Nothing. Elena's phone was off or dead, and Miles was still fifteen minutes from home even driving like a maniac. He pressed harder on the accelerator, running another red light and narrowly missing a delivery truck.
His mind kept replaying Elena's voice getting weaker and more distant.
The sound of her falling. Her final “I love you” that now sounded like goodbye.
He couldn't lose her. Not like this. Not because some psychopath had decided to target him through the person he loved most. How the hell was she part of this?
How had this case reached into his life and punched him squarely in the heart?
Miles turned onto his street going fifty miles per hour in a residential zone. He slammed on the brakes in front of his house and jumped out of the car without bothering to turn off the engine or close the door. He ran up the front steps, fumbling with his house keys and nearly falling down twice.
The smell hit him as soon as he opened the front door.
Sweet and wrong, just like Elena had described. Chemical and unnatural. Miles recognized it immediately from the other crime scenes, but experiencing it in his own home was like a physical blow to his chest.
“Elena!” he screamed.
He then made a decision that he knew was absolutely reckless but in that moment, with Elena’s life on the line, it wasn’t hard to make—not even close.
He took in a deep breath and rushed into the house.
She was lying just inside the front door, as if she'd been trying to exit when she collapsed.
Her laptop was on the floor nearby, still open, papers scattered around it.
Elena lay on her side, her long black hair spread across the hardwood floor, her face pale and still. Her eyes were open, unblinking.
Miles dropped to his knees beside her and gathered her into his arms. Her body was limp and lifeless. No breath spilled from her lips, and there was no pulse when he pressed his fingers to her neck. Her dark eyes stared at nothing.
“No, no, no,” Miles sobbed, holding her against his chest. “Elena, please. Please wake up.”
But she was gone. The fluorine killer had reached into Miles's personal life and murdered the woman he was supposed to marry in five months.
Had taken her away while Miles was sitting in an FBI break room, completely unaware that his world was being destroyed.
The killer had made this personal in the most devastating way possible.
Miles held Elena's body and screamed until his throat was raw.
And then, realizing he had expelled all the air he had saved up, inhaling in that one large breath, he knew he had to leave her.
If he stayed in her with her, he'd be just as dead as she was within just a handful of seconds.
He ran outside and collapsed into the yard.
He sucked in huge lungfuls of fresh air and, with shaking hands, he pulled out his phone and called Vic.
She answered on the first ring.
“Miles? Where did you go? Hayes is looking for you. Someone saw you rushing through the—”

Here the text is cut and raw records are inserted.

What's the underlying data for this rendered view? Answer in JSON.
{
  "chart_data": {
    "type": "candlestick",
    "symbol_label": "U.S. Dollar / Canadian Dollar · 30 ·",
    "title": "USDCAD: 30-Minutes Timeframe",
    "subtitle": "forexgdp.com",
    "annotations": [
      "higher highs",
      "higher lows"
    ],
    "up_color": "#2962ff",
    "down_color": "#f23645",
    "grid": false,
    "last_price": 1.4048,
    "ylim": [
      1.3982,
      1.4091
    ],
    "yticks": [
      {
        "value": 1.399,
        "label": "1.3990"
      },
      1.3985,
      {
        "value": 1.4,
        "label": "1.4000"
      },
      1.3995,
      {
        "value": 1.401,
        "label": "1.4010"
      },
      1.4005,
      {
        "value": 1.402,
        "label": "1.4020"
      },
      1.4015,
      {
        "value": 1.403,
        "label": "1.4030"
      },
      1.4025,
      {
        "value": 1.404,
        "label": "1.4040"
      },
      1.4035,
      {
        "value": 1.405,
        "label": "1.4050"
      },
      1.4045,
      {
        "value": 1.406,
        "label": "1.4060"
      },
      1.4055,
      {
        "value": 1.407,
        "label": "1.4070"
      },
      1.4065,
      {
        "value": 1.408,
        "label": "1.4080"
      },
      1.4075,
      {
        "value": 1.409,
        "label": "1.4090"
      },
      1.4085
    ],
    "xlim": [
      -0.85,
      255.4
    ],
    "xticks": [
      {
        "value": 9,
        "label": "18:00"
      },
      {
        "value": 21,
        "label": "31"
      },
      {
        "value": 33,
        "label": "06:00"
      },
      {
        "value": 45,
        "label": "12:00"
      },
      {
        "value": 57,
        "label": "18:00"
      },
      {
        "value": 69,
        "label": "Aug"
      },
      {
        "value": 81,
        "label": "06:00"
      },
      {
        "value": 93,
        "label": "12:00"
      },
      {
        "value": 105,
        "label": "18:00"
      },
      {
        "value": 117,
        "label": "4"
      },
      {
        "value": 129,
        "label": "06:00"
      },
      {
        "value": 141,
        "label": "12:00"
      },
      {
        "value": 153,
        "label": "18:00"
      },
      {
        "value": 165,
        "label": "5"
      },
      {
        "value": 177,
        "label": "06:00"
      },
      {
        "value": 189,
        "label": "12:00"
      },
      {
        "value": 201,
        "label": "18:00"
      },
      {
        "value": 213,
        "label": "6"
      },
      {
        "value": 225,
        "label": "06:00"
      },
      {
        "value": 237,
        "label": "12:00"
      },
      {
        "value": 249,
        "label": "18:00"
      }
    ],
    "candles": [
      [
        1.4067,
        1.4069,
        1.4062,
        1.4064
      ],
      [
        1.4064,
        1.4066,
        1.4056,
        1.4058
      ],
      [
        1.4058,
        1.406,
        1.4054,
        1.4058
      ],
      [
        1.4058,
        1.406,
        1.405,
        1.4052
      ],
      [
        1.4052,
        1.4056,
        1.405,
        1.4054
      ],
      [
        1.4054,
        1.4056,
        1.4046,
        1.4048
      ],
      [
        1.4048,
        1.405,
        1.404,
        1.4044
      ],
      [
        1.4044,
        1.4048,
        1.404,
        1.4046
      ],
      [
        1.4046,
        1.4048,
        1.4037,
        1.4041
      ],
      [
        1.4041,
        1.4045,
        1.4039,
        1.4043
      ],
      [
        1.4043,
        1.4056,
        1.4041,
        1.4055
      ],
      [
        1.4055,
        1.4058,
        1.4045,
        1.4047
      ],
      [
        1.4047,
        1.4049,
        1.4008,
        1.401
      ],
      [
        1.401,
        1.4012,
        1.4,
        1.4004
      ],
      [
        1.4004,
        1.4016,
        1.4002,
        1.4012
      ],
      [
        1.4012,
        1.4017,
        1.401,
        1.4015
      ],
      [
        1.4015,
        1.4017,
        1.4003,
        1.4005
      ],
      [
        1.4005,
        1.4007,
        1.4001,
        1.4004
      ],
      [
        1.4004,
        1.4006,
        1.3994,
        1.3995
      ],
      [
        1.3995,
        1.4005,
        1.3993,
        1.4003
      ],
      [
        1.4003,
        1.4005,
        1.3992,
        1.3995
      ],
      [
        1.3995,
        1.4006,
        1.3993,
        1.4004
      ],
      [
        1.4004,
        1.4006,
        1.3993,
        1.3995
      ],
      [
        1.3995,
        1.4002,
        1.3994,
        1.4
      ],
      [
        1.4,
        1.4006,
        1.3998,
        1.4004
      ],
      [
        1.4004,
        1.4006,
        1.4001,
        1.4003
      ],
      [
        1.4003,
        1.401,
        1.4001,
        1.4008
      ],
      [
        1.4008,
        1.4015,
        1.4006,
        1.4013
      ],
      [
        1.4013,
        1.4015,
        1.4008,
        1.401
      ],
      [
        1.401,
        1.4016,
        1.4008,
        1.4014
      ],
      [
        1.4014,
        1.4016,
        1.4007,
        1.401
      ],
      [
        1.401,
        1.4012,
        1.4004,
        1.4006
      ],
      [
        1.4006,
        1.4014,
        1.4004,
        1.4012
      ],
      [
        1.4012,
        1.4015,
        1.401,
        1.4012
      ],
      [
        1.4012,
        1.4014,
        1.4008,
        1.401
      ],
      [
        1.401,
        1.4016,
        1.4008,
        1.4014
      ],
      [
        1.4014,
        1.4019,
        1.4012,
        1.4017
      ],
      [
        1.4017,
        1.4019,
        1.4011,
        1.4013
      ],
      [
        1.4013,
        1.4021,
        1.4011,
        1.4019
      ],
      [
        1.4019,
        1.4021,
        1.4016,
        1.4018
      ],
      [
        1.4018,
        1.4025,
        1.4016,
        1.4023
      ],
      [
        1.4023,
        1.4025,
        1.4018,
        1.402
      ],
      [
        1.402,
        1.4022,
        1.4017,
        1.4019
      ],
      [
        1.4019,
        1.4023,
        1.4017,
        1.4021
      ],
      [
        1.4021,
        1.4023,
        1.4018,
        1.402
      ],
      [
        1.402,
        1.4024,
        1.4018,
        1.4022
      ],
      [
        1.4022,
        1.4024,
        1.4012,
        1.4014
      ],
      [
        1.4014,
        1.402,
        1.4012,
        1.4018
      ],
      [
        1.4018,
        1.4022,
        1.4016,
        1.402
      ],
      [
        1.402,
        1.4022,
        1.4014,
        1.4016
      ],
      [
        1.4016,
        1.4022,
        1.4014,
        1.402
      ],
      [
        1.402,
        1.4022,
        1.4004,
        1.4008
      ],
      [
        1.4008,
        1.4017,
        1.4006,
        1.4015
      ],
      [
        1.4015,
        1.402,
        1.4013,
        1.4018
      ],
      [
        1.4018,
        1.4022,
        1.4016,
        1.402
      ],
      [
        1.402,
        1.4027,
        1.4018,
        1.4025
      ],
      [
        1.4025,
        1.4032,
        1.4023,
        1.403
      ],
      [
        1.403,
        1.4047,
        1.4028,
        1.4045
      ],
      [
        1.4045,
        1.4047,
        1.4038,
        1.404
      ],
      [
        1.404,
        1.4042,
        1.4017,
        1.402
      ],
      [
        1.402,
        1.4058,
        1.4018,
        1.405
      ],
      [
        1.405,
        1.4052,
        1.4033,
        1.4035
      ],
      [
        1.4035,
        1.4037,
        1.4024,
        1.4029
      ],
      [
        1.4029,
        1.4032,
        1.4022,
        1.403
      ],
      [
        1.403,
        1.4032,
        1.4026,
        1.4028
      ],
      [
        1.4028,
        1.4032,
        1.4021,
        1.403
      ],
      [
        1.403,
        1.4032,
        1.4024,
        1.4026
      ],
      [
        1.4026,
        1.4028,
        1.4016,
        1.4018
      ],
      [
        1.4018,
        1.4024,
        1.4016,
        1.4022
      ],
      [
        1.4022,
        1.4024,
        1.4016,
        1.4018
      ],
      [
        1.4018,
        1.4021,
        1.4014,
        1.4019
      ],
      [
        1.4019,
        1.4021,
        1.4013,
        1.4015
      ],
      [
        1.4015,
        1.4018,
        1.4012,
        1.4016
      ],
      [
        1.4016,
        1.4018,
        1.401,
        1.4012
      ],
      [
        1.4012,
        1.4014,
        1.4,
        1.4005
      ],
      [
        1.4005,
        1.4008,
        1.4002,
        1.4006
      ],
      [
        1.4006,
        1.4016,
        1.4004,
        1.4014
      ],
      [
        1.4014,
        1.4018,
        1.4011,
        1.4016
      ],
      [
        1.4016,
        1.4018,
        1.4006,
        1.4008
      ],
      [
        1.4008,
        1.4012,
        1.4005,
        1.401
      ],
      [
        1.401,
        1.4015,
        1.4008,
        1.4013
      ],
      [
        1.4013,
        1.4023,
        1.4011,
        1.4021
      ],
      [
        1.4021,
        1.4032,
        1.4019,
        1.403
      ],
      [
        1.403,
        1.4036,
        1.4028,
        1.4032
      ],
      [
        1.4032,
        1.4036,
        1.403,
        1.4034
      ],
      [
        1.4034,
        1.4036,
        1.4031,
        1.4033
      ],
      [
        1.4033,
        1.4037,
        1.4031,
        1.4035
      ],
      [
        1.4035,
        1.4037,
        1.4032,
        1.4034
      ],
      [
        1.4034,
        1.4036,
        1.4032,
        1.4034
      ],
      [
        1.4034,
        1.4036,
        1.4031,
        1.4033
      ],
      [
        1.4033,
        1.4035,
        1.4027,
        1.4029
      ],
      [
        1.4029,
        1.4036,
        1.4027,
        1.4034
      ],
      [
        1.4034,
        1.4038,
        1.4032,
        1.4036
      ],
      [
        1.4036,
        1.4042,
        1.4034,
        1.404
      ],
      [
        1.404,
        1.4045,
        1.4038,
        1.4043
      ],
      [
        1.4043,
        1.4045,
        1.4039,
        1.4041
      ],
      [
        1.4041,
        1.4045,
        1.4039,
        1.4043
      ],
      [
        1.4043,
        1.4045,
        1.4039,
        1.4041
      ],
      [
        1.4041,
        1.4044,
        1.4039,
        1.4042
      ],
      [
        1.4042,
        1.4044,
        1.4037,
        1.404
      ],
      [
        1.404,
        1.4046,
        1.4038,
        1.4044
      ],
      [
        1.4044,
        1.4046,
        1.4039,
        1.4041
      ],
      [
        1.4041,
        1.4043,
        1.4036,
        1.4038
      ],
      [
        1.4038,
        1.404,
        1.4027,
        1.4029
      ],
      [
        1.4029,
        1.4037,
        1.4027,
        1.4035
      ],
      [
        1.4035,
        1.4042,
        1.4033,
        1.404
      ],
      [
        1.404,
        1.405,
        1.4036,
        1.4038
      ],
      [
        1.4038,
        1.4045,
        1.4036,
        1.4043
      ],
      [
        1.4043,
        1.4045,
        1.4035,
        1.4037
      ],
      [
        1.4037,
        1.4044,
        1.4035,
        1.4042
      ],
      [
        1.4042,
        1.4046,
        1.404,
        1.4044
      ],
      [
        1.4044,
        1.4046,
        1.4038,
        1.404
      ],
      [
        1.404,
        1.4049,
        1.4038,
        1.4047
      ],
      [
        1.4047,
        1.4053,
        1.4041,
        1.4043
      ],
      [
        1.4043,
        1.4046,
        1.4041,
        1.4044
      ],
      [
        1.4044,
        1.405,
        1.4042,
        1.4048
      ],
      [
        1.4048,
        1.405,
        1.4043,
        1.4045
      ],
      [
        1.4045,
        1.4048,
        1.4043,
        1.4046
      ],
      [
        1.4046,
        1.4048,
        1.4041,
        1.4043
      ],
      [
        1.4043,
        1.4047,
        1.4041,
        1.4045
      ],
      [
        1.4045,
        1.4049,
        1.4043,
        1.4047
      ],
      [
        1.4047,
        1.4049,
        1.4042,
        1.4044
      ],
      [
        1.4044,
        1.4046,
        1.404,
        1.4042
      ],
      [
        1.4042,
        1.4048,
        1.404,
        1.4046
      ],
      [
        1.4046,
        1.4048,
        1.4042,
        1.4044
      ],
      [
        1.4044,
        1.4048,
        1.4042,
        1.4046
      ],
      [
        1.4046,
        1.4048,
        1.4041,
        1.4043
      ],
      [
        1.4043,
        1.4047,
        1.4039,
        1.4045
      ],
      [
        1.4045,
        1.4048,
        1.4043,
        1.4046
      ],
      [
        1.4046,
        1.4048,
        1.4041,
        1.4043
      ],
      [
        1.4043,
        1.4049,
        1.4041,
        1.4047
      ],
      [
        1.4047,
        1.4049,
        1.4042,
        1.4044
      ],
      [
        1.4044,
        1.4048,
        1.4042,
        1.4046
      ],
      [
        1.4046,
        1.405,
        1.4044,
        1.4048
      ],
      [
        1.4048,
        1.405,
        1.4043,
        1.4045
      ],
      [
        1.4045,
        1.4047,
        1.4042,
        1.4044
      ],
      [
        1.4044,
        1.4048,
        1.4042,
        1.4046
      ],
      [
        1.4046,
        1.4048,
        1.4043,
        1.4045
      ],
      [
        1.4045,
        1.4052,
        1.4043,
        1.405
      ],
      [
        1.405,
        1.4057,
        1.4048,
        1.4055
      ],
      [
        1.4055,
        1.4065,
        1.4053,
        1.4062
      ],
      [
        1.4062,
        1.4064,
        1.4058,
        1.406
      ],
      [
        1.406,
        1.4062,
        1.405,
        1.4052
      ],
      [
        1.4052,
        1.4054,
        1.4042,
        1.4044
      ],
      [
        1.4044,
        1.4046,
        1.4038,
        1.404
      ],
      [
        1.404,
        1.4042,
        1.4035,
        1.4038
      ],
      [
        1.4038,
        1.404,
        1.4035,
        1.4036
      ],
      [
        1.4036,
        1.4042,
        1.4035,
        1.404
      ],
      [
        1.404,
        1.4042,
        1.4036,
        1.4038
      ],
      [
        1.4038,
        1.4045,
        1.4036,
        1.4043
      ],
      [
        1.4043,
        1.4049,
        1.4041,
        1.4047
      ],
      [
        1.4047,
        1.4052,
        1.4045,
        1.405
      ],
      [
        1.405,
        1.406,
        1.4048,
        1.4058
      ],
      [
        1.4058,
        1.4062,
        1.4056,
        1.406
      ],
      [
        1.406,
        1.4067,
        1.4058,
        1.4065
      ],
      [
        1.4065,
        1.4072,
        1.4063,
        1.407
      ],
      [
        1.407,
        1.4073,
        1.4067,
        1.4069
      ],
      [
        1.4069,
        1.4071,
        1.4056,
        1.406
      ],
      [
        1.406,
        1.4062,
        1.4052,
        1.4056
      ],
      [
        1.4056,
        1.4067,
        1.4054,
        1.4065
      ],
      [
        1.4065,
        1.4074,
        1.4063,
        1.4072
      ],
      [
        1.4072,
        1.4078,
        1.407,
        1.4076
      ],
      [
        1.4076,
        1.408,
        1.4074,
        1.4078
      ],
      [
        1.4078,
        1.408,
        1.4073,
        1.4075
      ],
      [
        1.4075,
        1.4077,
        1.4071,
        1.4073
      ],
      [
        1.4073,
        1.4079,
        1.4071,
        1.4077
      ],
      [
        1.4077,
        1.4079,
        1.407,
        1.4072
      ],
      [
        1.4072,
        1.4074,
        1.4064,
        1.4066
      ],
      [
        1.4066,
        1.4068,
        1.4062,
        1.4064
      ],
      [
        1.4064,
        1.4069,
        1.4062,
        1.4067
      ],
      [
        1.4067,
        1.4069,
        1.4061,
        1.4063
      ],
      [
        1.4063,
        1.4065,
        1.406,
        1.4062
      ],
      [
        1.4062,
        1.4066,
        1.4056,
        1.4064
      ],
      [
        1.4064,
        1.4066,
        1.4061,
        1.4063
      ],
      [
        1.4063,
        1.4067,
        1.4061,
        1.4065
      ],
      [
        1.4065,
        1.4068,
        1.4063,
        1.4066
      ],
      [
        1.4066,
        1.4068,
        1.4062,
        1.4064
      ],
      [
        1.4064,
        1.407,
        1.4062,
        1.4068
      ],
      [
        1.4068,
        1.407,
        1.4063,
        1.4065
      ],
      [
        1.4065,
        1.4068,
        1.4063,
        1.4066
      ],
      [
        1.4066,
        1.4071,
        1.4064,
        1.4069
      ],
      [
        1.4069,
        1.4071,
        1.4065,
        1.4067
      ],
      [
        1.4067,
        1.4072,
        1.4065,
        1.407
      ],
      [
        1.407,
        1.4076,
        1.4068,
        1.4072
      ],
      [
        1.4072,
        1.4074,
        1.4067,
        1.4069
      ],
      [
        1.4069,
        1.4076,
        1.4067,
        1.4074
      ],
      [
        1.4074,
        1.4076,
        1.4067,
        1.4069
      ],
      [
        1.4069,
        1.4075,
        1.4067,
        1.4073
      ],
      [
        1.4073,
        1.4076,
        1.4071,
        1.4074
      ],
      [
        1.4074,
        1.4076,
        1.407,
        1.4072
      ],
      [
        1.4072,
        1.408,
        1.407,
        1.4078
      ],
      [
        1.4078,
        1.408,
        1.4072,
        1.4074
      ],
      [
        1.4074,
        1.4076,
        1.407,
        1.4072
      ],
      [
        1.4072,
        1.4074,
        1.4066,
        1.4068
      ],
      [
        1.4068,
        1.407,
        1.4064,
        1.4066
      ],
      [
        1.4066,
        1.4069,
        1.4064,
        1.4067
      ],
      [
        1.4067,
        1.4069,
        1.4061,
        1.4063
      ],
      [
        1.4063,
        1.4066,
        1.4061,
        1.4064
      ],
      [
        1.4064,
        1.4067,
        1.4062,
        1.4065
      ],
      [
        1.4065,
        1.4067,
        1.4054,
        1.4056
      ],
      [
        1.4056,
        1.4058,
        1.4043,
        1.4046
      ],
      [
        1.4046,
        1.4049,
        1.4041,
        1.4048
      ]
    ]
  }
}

“Vic,” Miles choked out between sobs. “He killed her. He killed Elena…”
“What? Miles, where are you?”
“I'm at home. Elena called me and said she smelled something chemical. I tried to get her to leave but she collapsed and...” Miles couldn't finish the sentence.
He thought he heard a gasp, as Vic also understood just how impossible this sounded. Then, after a single beat, she said: “I'm sending a hazmat team and ambulance to your location right now. Miles, you need to get out of that house immediately.”
“I am. I’m outside.” Just admitting it made him feel like a coward—like he’d left her behind.
His saw that his neighbors were starting to emerge from their houses, drawn by the sound of his screaming and the sight of his car abandoned in the street with the engine still running, the door ajar.
“Vic… come quick please…”
“Already on the way. You stay put.”
He dropped his phone and started to cry. He screamed and he wept and the world seemed to quake around him. A neighbor came over and all Miles could do was tell them not to go into his house. And even through that, he screamed and cried.
And he continued to do so until the sound of fire trucks, ambulances, and police cars filled his street.